Juden, Christen und Muslime planen gemeinsamen Rosenmontagswagen

Interreligiöser Mottowagen zum Karneval in Düsseldorf am 4.März 2019.

© Roland Weihrauch/dpa

Gemeinsam Karneval feiern wollen Juden, Protestanten, Katholiken und Muslime mit einem interreligiösen Mottowagen zum närrischen Sessionsmotto "Gemeinsam jeck".
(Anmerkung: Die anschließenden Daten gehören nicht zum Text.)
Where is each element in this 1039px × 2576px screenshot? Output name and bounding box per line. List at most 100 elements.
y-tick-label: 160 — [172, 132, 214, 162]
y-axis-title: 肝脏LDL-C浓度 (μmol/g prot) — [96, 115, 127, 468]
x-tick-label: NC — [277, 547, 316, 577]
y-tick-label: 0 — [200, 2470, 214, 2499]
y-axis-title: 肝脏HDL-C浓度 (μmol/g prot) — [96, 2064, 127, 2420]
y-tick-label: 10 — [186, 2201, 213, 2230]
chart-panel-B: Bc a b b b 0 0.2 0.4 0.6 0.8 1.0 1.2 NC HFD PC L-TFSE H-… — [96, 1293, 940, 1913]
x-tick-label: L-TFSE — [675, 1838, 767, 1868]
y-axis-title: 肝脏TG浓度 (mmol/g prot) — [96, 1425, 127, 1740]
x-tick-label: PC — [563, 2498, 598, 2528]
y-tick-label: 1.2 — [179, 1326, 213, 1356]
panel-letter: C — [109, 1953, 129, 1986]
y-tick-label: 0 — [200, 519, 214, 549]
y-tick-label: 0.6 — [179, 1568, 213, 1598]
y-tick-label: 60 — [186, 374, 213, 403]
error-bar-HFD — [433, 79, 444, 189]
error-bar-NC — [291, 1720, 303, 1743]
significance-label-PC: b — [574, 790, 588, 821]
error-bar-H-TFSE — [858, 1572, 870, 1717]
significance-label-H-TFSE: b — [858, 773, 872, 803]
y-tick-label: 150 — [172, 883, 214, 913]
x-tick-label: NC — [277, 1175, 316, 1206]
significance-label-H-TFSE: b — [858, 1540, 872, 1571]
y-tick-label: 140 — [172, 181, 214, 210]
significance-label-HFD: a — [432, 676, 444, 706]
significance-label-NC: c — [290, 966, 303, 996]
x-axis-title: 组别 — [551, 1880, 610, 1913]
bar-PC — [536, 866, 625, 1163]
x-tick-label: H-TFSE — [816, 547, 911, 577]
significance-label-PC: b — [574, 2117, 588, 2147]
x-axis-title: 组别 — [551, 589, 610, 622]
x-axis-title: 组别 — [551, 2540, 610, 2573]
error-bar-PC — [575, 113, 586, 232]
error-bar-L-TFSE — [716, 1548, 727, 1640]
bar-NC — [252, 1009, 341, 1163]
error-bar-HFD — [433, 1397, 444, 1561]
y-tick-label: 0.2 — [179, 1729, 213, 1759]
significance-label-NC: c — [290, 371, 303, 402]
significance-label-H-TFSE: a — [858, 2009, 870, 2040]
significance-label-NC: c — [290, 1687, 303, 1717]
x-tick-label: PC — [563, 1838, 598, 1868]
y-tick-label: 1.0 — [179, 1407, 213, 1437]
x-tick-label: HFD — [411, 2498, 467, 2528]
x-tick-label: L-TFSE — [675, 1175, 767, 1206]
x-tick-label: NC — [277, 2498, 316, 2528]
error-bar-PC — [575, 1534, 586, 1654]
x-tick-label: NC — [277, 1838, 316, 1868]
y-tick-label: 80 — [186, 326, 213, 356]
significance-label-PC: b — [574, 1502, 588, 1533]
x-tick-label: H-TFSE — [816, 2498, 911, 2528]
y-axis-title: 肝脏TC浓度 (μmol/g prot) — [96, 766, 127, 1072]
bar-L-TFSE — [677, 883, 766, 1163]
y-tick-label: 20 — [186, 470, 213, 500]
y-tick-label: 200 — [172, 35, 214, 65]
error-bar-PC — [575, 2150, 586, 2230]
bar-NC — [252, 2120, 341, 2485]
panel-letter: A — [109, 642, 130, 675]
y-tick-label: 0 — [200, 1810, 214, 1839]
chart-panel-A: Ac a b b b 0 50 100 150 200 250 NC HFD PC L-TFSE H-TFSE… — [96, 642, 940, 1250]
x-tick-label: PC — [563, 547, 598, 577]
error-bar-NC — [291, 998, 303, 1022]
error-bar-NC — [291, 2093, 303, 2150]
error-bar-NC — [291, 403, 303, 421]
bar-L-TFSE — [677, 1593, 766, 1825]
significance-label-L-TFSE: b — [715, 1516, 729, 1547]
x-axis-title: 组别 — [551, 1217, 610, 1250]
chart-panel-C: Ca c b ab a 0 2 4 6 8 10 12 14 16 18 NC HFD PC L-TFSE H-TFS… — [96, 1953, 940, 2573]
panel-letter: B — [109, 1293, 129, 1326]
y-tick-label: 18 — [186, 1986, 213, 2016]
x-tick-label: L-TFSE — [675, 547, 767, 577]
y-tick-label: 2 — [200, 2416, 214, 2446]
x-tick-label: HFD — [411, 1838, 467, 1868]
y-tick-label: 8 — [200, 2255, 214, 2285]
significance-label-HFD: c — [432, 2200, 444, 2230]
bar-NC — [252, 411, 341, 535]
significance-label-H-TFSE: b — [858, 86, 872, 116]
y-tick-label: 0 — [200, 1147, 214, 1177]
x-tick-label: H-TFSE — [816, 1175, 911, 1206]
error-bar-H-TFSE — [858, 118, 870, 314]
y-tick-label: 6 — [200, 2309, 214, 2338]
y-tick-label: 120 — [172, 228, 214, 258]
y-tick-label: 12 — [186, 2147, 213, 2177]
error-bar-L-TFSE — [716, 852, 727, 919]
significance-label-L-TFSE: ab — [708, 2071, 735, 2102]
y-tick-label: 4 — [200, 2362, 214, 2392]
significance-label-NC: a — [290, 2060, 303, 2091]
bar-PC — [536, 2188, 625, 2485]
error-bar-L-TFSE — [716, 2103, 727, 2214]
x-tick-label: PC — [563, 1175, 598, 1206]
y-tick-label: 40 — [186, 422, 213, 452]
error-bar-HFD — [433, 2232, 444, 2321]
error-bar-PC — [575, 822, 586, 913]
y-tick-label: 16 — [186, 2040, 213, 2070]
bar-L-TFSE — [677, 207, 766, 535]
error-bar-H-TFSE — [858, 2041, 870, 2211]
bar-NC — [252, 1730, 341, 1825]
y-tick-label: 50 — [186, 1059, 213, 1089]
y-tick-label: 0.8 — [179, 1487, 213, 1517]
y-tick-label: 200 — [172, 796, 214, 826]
Juden, Christen und Muslime planen gemeinsamen Rosenmontagswagen
Beim Rosenmontagszug am 4. März in Düsseldorf wollen die Religionsgemeinschaften der Landeshauptstadt auf einem gemeinsamen Wagen mitfahren.

Juden, Protestanten, Katholiken und Muslime wollten einen interreligiösen Mottowagen zum närrischen Sessionsmotto "Gemeinsam jeck" gestalten, kündigte der Verwaltungsdirektor der Jüdischen Gemeinde, Michael N. Szentei-Heise, der das Projekt initiiert hatte, am Dienstagabend an. In Zeiten von zunehmendem Antisemitismus wolle man damit "auch ein Zeichen setzen, dass wir zusammen Karneval feiern und gemeinsam jeck sein können".



Einen solchen gemeinsamen interreligiösen Wagen habe es im Karneval noch nie gegeben, sagte Szentei-Heise. Um den geplanten interreligiösen Karnevalswagen zu finanzieren, wird demnächst ein Crowdfunding gestartet. Im vergangenen Jahr fuhr im Rosenmontagszug erstmals ein Wagen der Jüdischen Gemeinde Düsseldorf mit, mit dem sie an den "größten jüdischen Sohn" der Stadt Düsseldorf, den Dichter Heinrich Heine, erinnert hatte.